TRANCE, a novel member of the TNF family, is predominantly expressed in T cells. It acts as a dendritic cell (DC)-specific survival factor and activates JNK when it interacts with its receptor. TRANCE significantly enhances DC function by increasing the survival rate of DCs in vivo39. TNF-α, a transmembrane protein made up of 233 amino acids, is produced by mononuclear macrophages, glomerular mesangial cells, and renal tubular epithelial cells. With a molecular weight of 26 kDa, TNF-α is a primary regulator of immune and inflammatory responses. Experimental evidence indicates that TNF-α can induce the synthesis of inflammatory mediators such as prostaglandin, leukotriene, and IL-1 in cultured human mesangial cells. These inflammatory mediators are implicated in the pathogenesis of DN40.

GDNF, a glycosylated disulfide-bonded homodimeric protein, is derived from the serum-free medium of the rat glial cell line B49. It is widely expressed throughout the body, with varying levels in tissues at different developmental stages and after different degrees of nerve injury. Initially identified as a neurotrophic factor for midbrain dopaminergic neurons, GDNF has potential therapeutic applications in Parkinson’s disease41,42. Subsequent studies have highlighted its neuroprotective and significant analgesic properties43. GDNF and its receptor are also expressed in the pancreas, where they promote pancreatic cell proliferation, reduce apoptosis, enhance cell function, and improve glucose tolerance44. Diabetic mice show decreased GDNF concentrations; however, local administration of GDNF or overexpression of the GDNF gene in mice has been shown to reduce apoptosis, enhance β-cell quality and proliferation, promote insulin secretion, and improve local tissue function. Despite these benefits, the efficacy of GDNF in controlling blood sugar levels remains debated45.

In summary, TNFSF14 and TRANCE are hypothesized to contribute to the onset and progression of DN through abnormal infiltration into renal tissues. Monitoring inflammatory cytokine levels in patients’ serum could help assess their condition and provide a basis for the clinical diagnosis and treatment of DN.

The study possesses several strengths.
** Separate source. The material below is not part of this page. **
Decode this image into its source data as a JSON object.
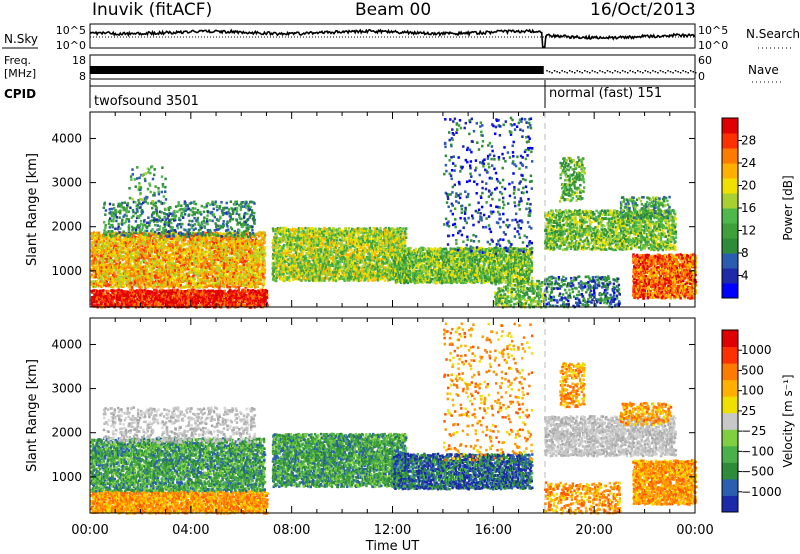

Firstly, its substantial sample size helps mitigate the influence of confounding factors on the results. Secondly, employing MR analysis allows for a robust estimation of the causal association between exposures and disease, thereby circumventing the issue of reverse causality inherent in traditional observational studies. Thirdly, it represents the first attempt to uncover the association between inflammatory cytokines and DN at the genetic level. However, certain limitations need to be acknowledged. Firstly, the outcome data originate from European and East Asian populations, limiting the generalizability of the findings, the generalizability of our findings to other populations should be validated using local data. Secondly, the lack of detailed information, such as age and gender, hinders the possibility of conducting further subgroup analyses. Therefore, they must be validated in future large-sample clinical trials. Thirdly, while MR facilitates the evaluation of the enduring impacts of genetically predisposed inflammatory cytokines throughout an individual’s lifespan, it may not directly encapsulate the attenuation of these factors in adulthood due to the influence of diverse unreported regulators.

Conclusion

This study provides an initial insight into the genetic aspect of the causal association between inflammatory cytokines and DN. It revealed that the gene expression of TNFSF14 and TRANCE exhibit a positive causal association with DN, whereas the gene expression of IL-1α, TGF-α, and GDNF show a negative causal association with DN. These findings imply that targeting and modulating specific inflammatory factors could potentially serve as an effective strategy for the future treatment and prevention of DN.